Cefotaxime was tested in two concentrations, 40 mg/ml and 10 mg/ml, since both are frequently used in the NICU. With a battery of methods, all measurements were found to be within acceptance limits; thus, we concluded that cefotaxime is compatible with aqNumeta G13. This finding is in line with the conclusion of Trissel et al. who tested cefotaxime 20 mg/ml with nine different parenteral nutrition bags included in their study [30]. Cefotaxime possessed a slight, inherent Tyndall effect after reconstitution, even though the solutions were filtered 0.22 µm as part of preparation. The same weak Tyndall effect could also be seen when cefotaxime was mixed with morphine and aqNumeta G13E. Since cefotaxime did not reveal any signs of incompatibility with aqNumeta G13E in the other analyses performed in this study, it was assumed to be an effect of colour disturbance. When it comes to emulsion stability, a slightly elevated PFAT5 was found for the 4-h sample of one mixing ratio for cefotaxime with Numeta G13E + . Again, the three-component mixture did not show any increases in PFAT5, and therefore, this was not assumed to be a sign of destabilisation upon mixing.

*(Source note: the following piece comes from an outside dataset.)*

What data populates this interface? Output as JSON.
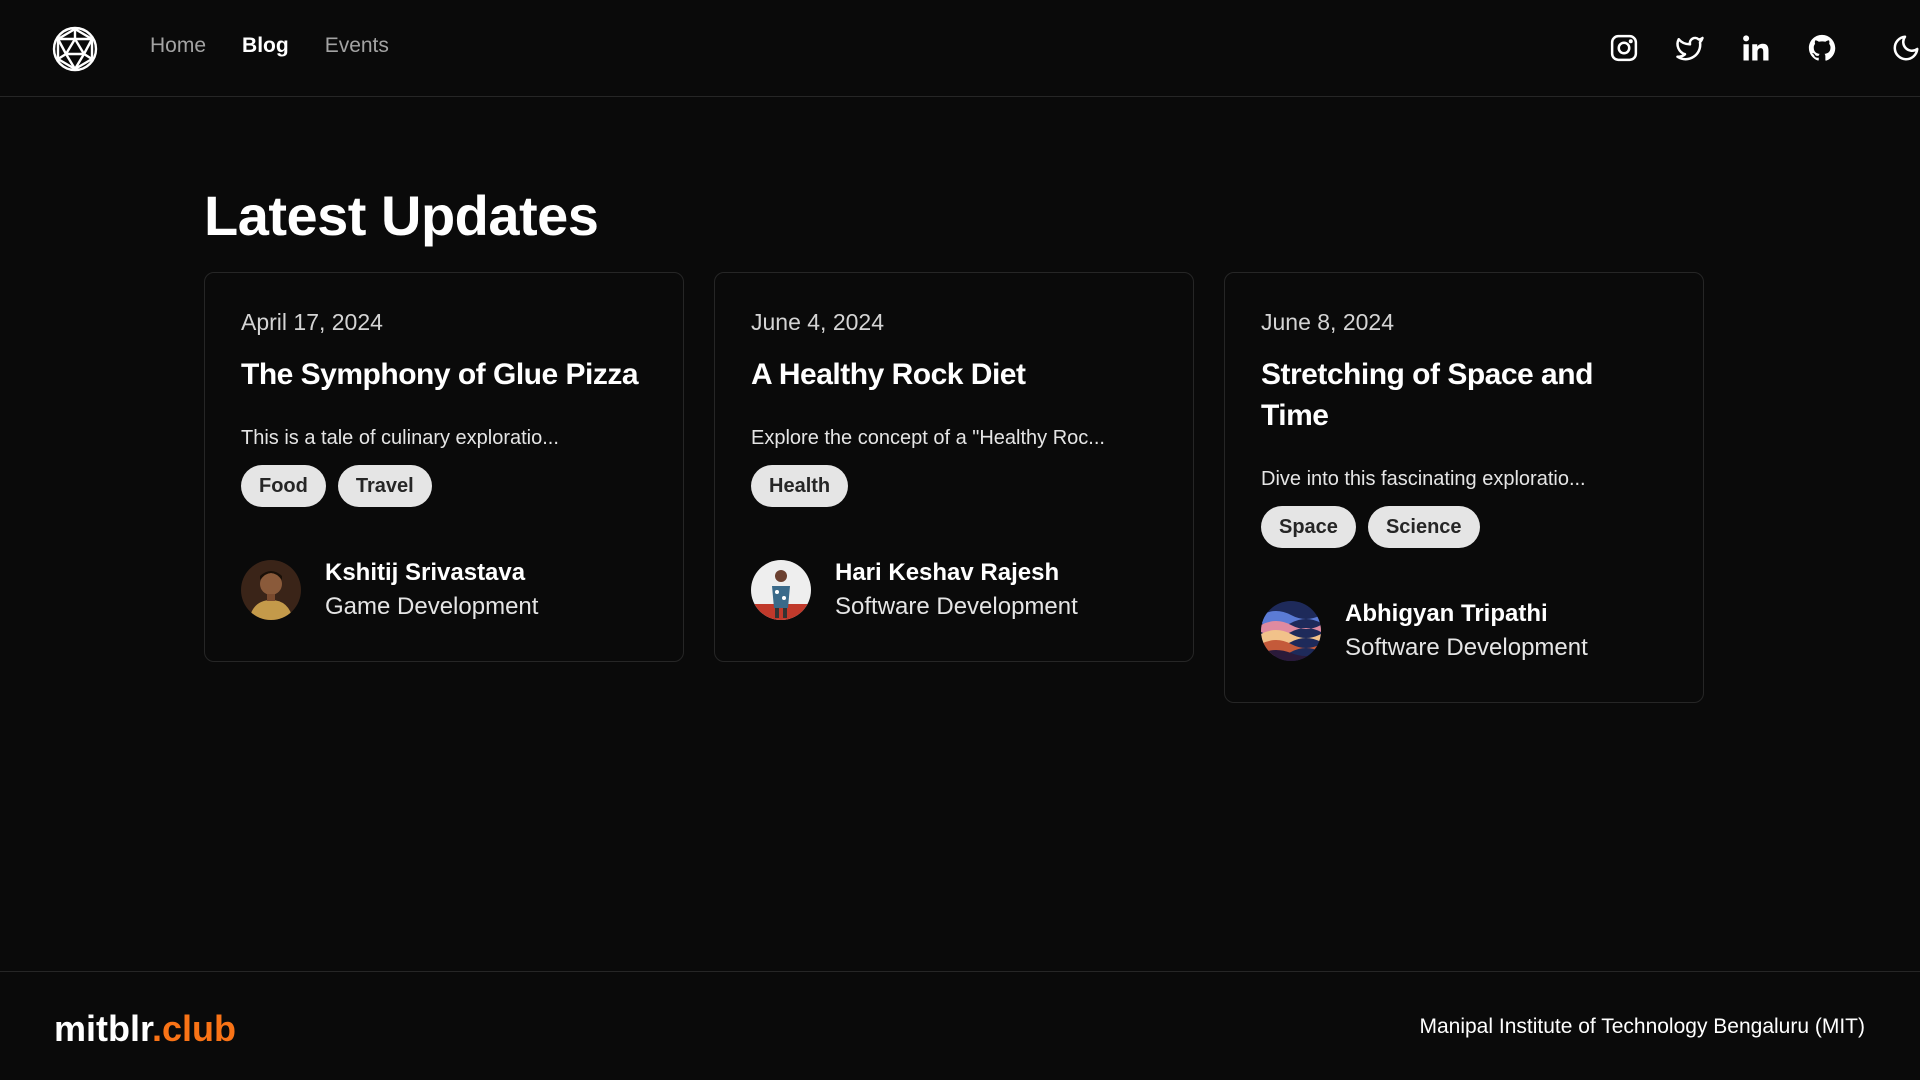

An interesting study analysed retrospective and prospective data on drug administration of drugs and evaluated the compatibility of frequent combinations in the PICU of an Indonesian hospital [32]. Hanifah et al. explored the compatibility by looking at the single time of administration (STA) approach where bolus and intermittent drugs are given consecutively, but also together via three-way connector, through the single lumen peripheral catheter. They found that three infusions typically met sequentially and have the potential to interact. The most frequent combinations identified included some of the drugs in the current study, namely, triple combinations with morphine and dobutamine, where we studied dopamine. Moreover, Hanifah has rebuilt the infusion model with the tubing and connectors used in the clinic area in the laboratory and monitored what came out [33]. This interesting setup should be further employed.

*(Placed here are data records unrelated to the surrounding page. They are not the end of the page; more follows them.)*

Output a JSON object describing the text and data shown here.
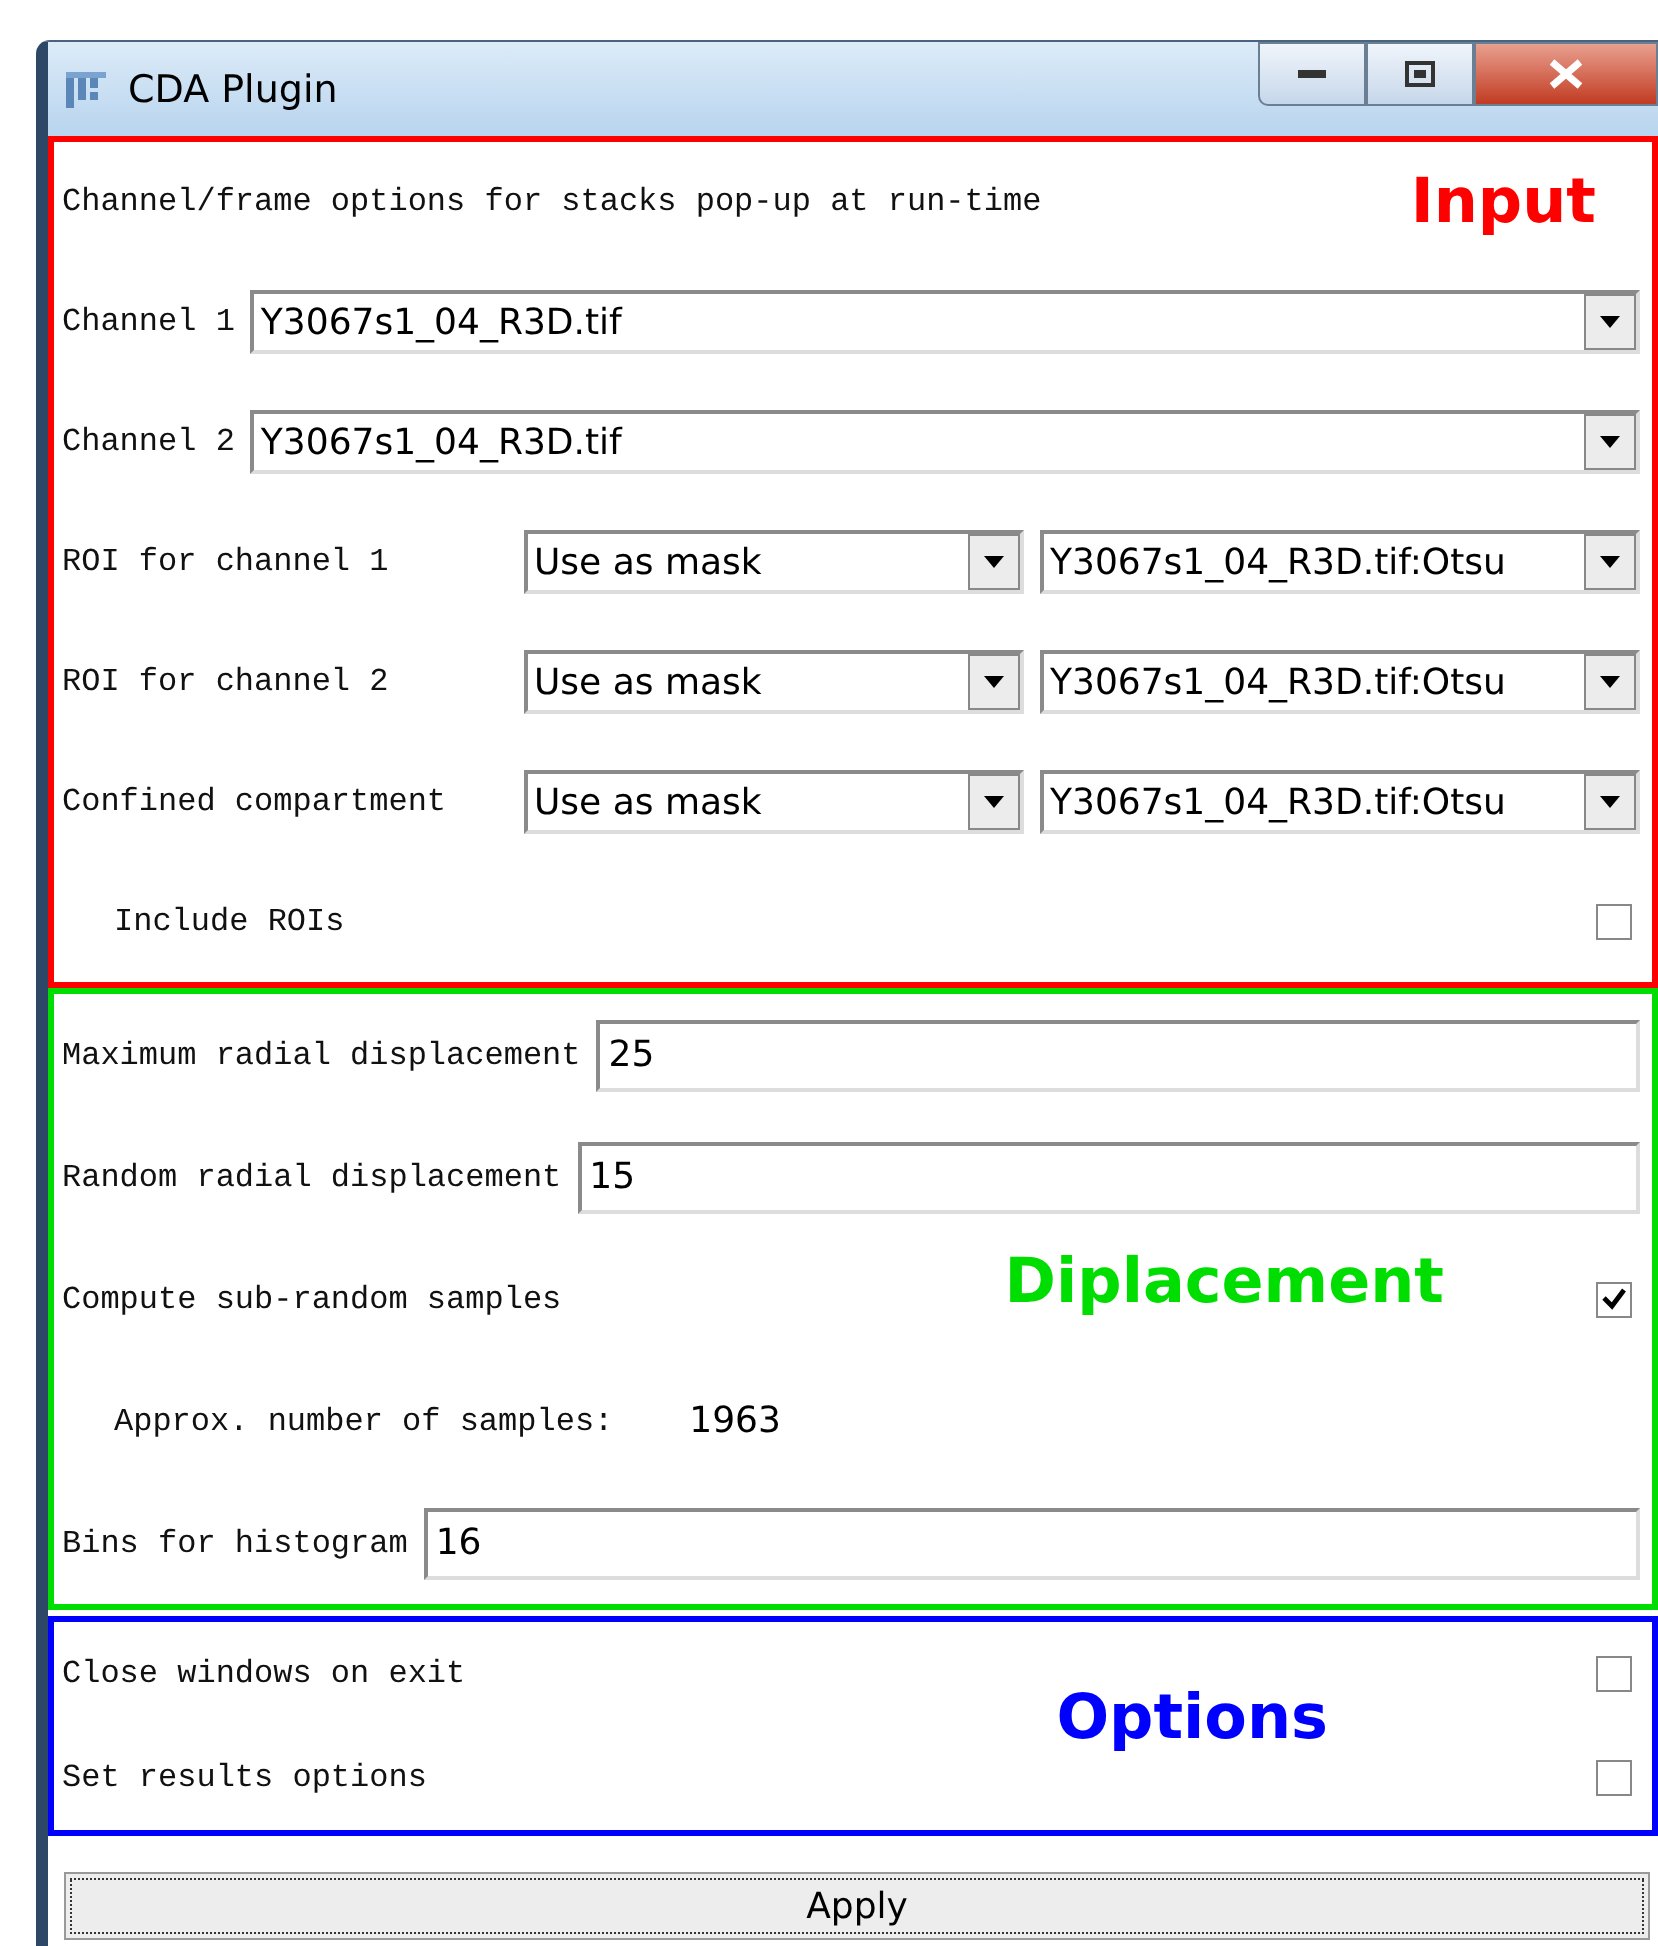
{
  "window": {
    "title": "CDA Plugin"
  },
  "sections": [
    {
      "label": "Input",
      "color": "#ff0000",
      "rows": [
        {
          "kind": "note",
          "label": "Channel/frame options for stacks pop-up at run-time"
        },
        {
          "kind": "combo",
          "label": "Channel 1",
          "dropdowns": [
            "Y3067s1_04_R3D.tif"
          ]
        },
        {
          "kind": "combo",
          "label": "Channel 2",
          "dropdowns": [
            "Y3067s1_04_R3D.tif"
          ]
        },
        {
          "kind": "combo",
          "label": "ROI for channel 1",
          "dropdowns": [
            "Use as mask",
            "Y3067s1_04_R3D.tif:Otsu"
          ]
        },
        {
          "kind": "combo",
          "label": "ROI for channel 2",
          "dropdowns": [
            "Use as mask",
            "Y3067s1_04_R3D.tif:Otsu"
          ]
        },
        {
          "kind": "combo",
          "label": "Confined compartment",
          "dropdowns": [
            "Use as mask",
            "Y3067s1_04_R3D.tif:Otsu"
          ]
        },
        {
          "kind": "checkbox",
          "label": "Include ROIs",
          "checked": false,
          "indent": true
        }
      ]
    },
    {
      "label": "Diplacement",
      "color": "#00dd00",
      "rows": [
        {
          "kind": "field",
          "label": "Maximum radial displacement",
          "value": "25"
        },
        {
          "kind": "field",
          "label": "Random radial displacement",
          "value": "15"
        },
        {
          "kind": "checkbox",
          "label": "Compute sub-random samples",
          "checked": true
        },
        {
          "kind": "info",
          "label": "Approx. number of samples:",
          "value": "1963"
        },
        {
          "kind": "field",
          "label": "Bins for histogram",
          "value": "16"
        }
      ]
    },
    {
      "label": "Options",
      "color": "#0000ff",
      "rows": [
        {
          "kind": "checkbox",
          "label": "Close windows on exit",
          "checked": false
        },
        {
          "kind": "checkbox",
          "label": "Set results options",
          "checked": false
        }
      ]
    }
  ],
  "apply": "Apply"
}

Our results showed that the studied combinations were compatible for the specific drug products when using drug concentrations and infusion rates clinically used in the neonatal patient. It should be kept in mind that drug products from different manufacturers can have different formulations and excipients, and that both factors can influence compatibility [19]. Altogether, our results indicate that the emulsion of Numeta G13E is stable upon contact with morphine, dopamine and cefotaxime up to 4 h and no formation of precipitate should be expected; hence, co-administration of two- or three-component combinations of these drugs and PN should be safe.

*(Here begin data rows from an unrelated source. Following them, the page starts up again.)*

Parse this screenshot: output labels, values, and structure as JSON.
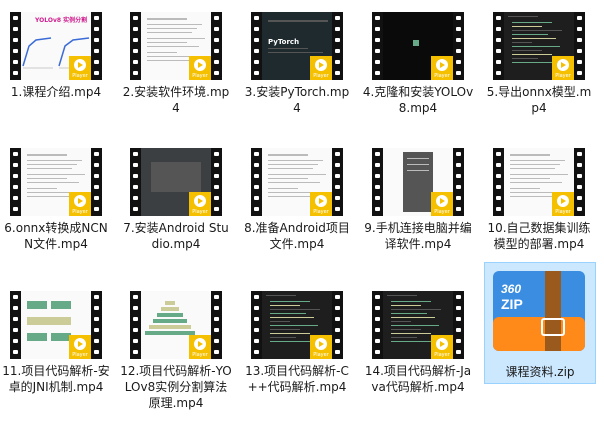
{
  "files": [
    {
      "name": "1.课程介绍.mp4",
      "thumb": "white-chart"
    },
    {
      "name": "2.安装软件环境.mp4",
      "thumb": "white-doc"
    },
    {
      "name": "3.安装PyTorch.mp4",
      "thumb": "dark-web"
    },
    {
      "name": "4.克隆和安装YOLOv8.mp4",
      "thumb": "black"
    },
    {
      "name": "5.导出onnx模型.mp4",
      "thumb": "dark-code"
    },
    {
      "name": "6.onnx转换成NCNN文件.mp4",
      "thumb": "white-doc"
    },
    {
      "name": "7.安装Android Studio.mp4",
      "thumb": "dark-ide"
    },
    {
      "name": "8.准备Android项目文件.mp4",
      "thumb": "white-doc"
    },
    {
      "name": "9.手机连接电脑并编译软件.mp4",
      "thumb": "white-phone"
    },
    {
      "name": "10.自己数据集训练模型的部署.mp4",
      "thumb": "white-doc"
    },
    {
      "name": "11.项目代码解析-安卓的JNI机制.mp4",
      "thumb": "white-diagram"
    },
    {
      "name": "12.项目代码解析-YOLOv8实例分割算法原理.mp4",
      "thumb": "white-pyramid"
    },
    {
      "name": "13.项目代码解析-C++代码解析.mp4",
      "thumb": "dark-code"
    },
    {
      "name": "14.项目代码解析-Java代码解析.mp4",
      "thumb": "dark-code"
    }
  ],
  "zip": {
    "name": "课程资料.zip",
    "brand": "360",
    "sub": "ZIP"
  },
  "player_badge": "Player",
  "thumb1_title": "YOLOv8 实例分割",
  "thumb3_title": "PyTorch",
  "colors": {
    "badge": "#f5c000",
    "zip_blue": "#3a8de0",
    "zip_orange": "#ff8a1a",
    "zip_strap": "#9a5a1e",
    "selection": "#cce8ff"
  }
}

Our results should be interpreted with the following limitations in mind. Only one person performed the analyses of each test set, which could, especially in the case of visual examination, have been subjective. All samples were prepared, stored and analysed at room temperature, but in the neonatal intensive care setting the drugs could be exposed to higher temperature within the neonatal ward and because of the incubators that are keeping the newborn body temperature stable. This could affect the stability of the drugs negatively, e.g. precipitation of poorly soluble calcium phosphate may increase with increased temperature [34]. Effects of incubator temperatures are not captured in the current study. The simulated Y-site compatibility analysis was performed in test tubes whereas the drugs and PN are in reality co-infused and meet in the catheter line. The liquid dynamics could introduce effects that are not accounted for in test tubes. However, since several mixing ratios were evaluated using several different analysis methods that support the same conclusions, the findings account for considerable variation and are assumed to be robust.

Conclusions

The results of this study indicate that Numeta G13E should be compatible in co-infusion with morphine, dopamine and cefotaxime, respectively, but also in three-component infusions together with morphine + dopamine and morphine + cefotaxime. In addition, the drug + drug combinations of morphine + dopamine and morphine + cefotaxime were compatible. These findings are reassuring and contribute to safe and effective administration of drugs in the same catheter line as Numeta G13E in the neonatal intensive care patient.